Books, essays, cards, letters.
Over the years, I have come to associate paper and ink with good things.
However, when the packet of divorce papers was plopped on my doorstep just before Thanksgiving, (Happy Holidays!) I knew I was about to enter a new landscape, one foreign to me—the frozen tundra of purposefully emotionless language. I felt the chill of the white papers immediately.
Indeed, so forbidding is this landscape to average people that we need to hire high-price guides just to make our way though it.
I had known this day was coming and had tried to prepare for it by looking up the forms in advance, so I opened the packet slowly, mentally reviewing what I had seen online and I bundled up emotionally, preparing for the bitter cold of the paper blizzard within.
Yep. There were the frosty forms all right, put together and topped off with a cheery little letter from HOB’s attorney. She had thoughtfully provided a little rundown of the action to follow in the packet.
I scanned the letter and then took a deep breath and flipped to the next page.
That’s when I saw it.
At the bottom of the Petition for Dissolution of Marriage, I saw his signature--the familiar scrawl of the man I had lived with for thirty years, of the man who had once loved me with all his heart. How well I knew those loops, the way the "i" in his name was dotted, the curl at the end of his (our) last name.
In all the years of our marriage I had associated that signature with good. Love letters, the co-signature on the deed to our house, birth certificates, cards (one beautiful one proclaiming his undying love just a week before he left). I sat and cried seeing that familiar ribbon of ink, starkly contrasted with all the block, uniform lettering that otherwise covered the documents.
I rubbed my finger over that signature as if I could discern his attitude at the time of signing.

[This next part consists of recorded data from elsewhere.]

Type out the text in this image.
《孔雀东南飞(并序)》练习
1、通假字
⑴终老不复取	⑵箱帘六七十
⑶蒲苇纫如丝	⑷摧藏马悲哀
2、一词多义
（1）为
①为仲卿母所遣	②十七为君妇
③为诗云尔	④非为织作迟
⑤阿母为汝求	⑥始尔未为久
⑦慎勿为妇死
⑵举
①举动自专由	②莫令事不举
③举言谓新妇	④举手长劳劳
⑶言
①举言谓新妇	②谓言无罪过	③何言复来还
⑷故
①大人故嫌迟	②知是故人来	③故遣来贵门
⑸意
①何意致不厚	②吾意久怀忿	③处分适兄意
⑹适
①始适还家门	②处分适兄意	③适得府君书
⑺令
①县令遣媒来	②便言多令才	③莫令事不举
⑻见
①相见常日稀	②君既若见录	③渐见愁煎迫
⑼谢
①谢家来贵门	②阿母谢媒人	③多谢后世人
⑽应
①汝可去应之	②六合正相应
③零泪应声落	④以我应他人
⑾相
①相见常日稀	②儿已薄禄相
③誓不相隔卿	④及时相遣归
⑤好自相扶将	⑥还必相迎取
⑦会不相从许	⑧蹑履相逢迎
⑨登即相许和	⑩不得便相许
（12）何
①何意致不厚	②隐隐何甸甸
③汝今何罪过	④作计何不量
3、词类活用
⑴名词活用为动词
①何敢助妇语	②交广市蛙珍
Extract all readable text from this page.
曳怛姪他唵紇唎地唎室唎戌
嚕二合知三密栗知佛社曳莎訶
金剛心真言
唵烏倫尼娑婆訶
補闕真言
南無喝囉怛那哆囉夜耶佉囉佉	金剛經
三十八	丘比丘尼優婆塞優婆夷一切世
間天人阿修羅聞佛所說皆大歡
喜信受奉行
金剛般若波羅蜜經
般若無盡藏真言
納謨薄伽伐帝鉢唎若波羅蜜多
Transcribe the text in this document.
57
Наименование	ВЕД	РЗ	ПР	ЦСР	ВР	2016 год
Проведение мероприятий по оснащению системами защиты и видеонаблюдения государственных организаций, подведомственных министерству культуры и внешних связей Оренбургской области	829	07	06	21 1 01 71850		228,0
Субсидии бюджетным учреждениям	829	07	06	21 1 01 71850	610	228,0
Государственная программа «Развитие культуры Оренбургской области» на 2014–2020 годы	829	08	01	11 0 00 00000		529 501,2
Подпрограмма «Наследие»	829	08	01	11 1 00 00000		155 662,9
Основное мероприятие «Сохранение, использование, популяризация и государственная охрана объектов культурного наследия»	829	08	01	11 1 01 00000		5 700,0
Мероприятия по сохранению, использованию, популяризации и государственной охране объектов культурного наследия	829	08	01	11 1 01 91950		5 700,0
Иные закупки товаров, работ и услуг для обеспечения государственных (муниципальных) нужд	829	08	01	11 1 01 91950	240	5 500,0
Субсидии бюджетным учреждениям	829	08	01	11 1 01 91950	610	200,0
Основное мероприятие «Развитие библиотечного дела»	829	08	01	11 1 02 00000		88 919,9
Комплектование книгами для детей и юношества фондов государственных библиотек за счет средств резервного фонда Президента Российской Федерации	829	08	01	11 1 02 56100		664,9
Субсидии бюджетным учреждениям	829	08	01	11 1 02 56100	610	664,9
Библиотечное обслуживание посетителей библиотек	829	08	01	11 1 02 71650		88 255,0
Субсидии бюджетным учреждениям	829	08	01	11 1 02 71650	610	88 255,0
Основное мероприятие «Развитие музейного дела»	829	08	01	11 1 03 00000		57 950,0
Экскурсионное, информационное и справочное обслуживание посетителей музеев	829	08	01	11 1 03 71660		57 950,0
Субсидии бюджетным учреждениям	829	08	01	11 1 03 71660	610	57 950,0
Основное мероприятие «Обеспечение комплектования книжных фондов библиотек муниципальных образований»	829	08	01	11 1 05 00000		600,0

Did his pen hover above the line with any sort of hesitation? A forced suspension of all emotion? Was there a gritty resolve? A giddy feeling of elation?
The paper, of course, revealed nothing. The signature just sat there, looking maddeningly ordinary.
I knew in order to get through the rest of the papers, I had to distance myself psychologically.
Since I am an English teacher, a writer, and a sometime editor, I have done my share of reviewing writing and passing suggestions on to writers. I went into that mode. It was the safest one for me. In my head I started a draft of my review and suggestions for improvement. It went something like this:
To: HOB’s lawyer. Re: Your cover letter.
Nice job in being succinct and to the point in what was enclosed in the packet of papers. However, you may want to reconsider the use of the line “Looking forward to working with you on this matter.” Is this appropriate in this case?
Perhaps if we were planning a brunch or a charity event, this sentence might work, but are you really looking forward to participating in the sad task of dissolving a marriage of thirty years? This well-worn (and perhaps a bit too revealing) line may be seen as insensitive to the involved parties. Consider a simple, understated “Sincerely” instead.
To the State of California: Re: The heading of "You Are Being Sued" (followed by the culturally-sensitive Spanish translation.)
First of all, I find the use of the passive voice an interesting choice here. Seriously consider why you are using it and proceed from there.
In addition, I understand that that brevity and clarity is your goal here, but the connotation of this language cannot be overlooked.
Breach of contract, personal injury, property damage: these I understand warrant the bold “You are being sued” heading. However, participating fully in a relationship, providing a warm and happy home, doing the bulk of work of raising children, and finally, offering to work side-by-side with the aggrieved party in the salvage of the marital union, do not, I believe, warrant such a austere announcement.
Consider instead that the recipient of these forms may have simply been a victim of a spouse’s midlife crisis, a bystander at the collision of a man’s realization of his own mortality and his dissatisfaction with a life that he himself chose but in his later years found too restrictive and prescribed.
Consider that perhaps he aimed the laser beam of that unhappiness at the most obvious of ties in his life, thereby avoiding the painful inner work needed to achieve long-lasting peace. Consider all that and then consider a softer approach to this announcement.
(Perhaps a simple transposition of the “s” and the “u" in “sued”? Just a suggestion.)
I have come a long way since that day in November. The mountain of paper grows; the divorce notebook groans with the weight of them. So many documents to arrive at a final, and probably relatively simple, document that will signal the end.
I no longer run away from the task at hand. I file what needs to be filed, I ask my guide for help when I need it, and I gather strength and hope from my friends who have been through this before.
Someday, these papers will be stuck in a file cabinet, locked away in the dark, frozen in time and place, weighed down, saddled with the burdens of this confusing period of life.
But I won't be.
I now know that without a doubt. I won't be.